Adding a Script to a GameObject from another GameObject

Greetings

I tried now for hours to find out how this can be done, but I still couldn’t manage.

I want to add a Script to my gameObject(Inventory) from another gameObject(Item). The problem is I will not know which script is attached to the Item gameObject.

I know it will be of the script type Weapon, but for weapon I have subclasses (like sword, staff etc.)

So how do I get the actual script (like sword) on to my inventory game object?

I tried the following:

_inventory.gameObject.AddComponent(_weapon.gameObject.GetComponent(typeof(Weapon)).ToString());
Debug.Log(_weapon.gameObject.GetComponent(typeof(Weapon)).ToString());

where _inventory and _weapon are both Transforms.

The Debug tells me that I don’t actually just get the name of the Script of the Weapon (like Sword or Staff) but I get the gameObjects name with the script in parenthesis:

Debug Log: Weapon1(Sword)

Instead i wanted to get just “Sword”.

Why is the gameObjects name attached to it?
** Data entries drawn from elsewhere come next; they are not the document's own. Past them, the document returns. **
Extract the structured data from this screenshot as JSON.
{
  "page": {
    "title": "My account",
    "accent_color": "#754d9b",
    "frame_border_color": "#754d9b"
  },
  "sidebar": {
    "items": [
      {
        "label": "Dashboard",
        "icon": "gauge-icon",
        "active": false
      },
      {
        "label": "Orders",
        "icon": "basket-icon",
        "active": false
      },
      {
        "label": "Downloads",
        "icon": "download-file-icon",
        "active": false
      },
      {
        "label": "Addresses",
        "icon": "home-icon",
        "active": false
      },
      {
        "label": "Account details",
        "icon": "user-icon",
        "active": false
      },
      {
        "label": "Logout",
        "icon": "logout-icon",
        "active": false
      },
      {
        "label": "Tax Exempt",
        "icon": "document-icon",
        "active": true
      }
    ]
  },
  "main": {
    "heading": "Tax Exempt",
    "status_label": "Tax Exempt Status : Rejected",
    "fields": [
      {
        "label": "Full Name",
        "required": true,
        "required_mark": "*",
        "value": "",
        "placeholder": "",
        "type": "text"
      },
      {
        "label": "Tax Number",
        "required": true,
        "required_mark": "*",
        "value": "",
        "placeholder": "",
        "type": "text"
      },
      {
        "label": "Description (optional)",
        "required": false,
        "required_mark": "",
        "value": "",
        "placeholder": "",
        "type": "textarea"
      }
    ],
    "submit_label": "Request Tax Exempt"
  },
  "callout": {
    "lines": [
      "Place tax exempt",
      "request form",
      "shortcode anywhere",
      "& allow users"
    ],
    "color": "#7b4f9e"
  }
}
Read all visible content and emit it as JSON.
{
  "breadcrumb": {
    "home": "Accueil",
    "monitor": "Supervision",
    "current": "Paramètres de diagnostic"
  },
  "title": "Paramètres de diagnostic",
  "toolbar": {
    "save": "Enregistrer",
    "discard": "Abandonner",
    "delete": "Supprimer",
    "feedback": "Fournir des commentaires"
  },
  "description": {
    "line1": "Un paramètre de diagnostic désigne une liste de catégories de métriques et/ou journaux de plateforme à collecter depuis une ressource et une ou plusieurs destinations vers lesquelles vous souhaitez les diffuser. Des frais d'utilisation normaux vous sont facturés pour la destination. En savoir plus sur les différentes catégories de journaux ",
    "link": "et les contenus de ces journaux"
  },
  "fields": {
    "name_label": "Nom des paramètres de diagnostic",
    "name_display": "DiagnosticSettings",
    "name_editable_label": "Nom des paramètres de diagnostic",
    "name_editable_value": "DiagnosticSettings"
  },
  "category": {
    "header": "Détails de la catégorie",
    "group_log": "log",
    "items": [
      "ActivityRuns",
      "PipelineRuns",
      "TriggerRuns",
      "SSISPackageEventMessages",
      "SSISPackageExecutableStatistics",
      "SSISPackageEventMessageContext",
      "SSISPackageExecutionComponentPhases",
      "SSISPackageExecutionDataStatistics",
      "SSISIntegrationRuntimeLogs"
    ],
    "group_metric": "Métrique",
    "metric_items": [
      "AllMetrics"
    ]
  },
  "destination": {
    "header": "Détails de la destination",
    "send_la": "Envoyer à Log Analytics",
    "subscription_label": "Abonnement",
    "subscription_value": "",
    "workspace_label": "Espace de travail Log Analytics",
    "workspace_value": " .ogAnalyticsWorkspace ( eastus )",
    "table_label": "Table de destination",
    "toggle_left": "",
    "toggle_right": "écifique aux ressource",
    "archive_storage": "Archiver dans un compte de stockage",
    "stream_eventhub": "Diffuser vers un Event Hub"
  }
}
Any help on how to only get the name “Sword” would be appreciated.

Make a base class function an override in all subclasses. Have it called GetName() or something like that and return the name of it. This may not be the prettiest method, but I think it will work. Maybe someone else with more unity experience can give you a way to do what you want, but that should work in the meantime.

I tried that and it does work, but as you said It is not really “pretty” and I was wondering if there is not a more direct method.

Also how can you “transport” a script from one class to another? So it would keep all its variables the same?

Or would you need to remove that component and before create a copy of the script (so creating a method which copies all the variables and puts them in the newly generated script) or is there also a better solution for this?

But thank you for the input, it certainly is a functioning workaround :wink:

Alright I couldn’t find any attach existing method, but I have a crazy idea. Mind you I have yet to code anything with unity, but let’s see if this works. The component has a member variable gameObject. So see what happens when you set your created scripts gameObject to who you want to “attach” it to.

why don’t you define a base class with a method implemented in it, for example:
=UNTESTED, obviously=

public void EnableScript(GameObject targetObject, string scriptName){
	targetObject.GetComponent<scriptName>().enabled = true;
}

this way you can use it in the other derived classes.

edit:
this way you must already have the script on your targetObject, but it’ll be disabled.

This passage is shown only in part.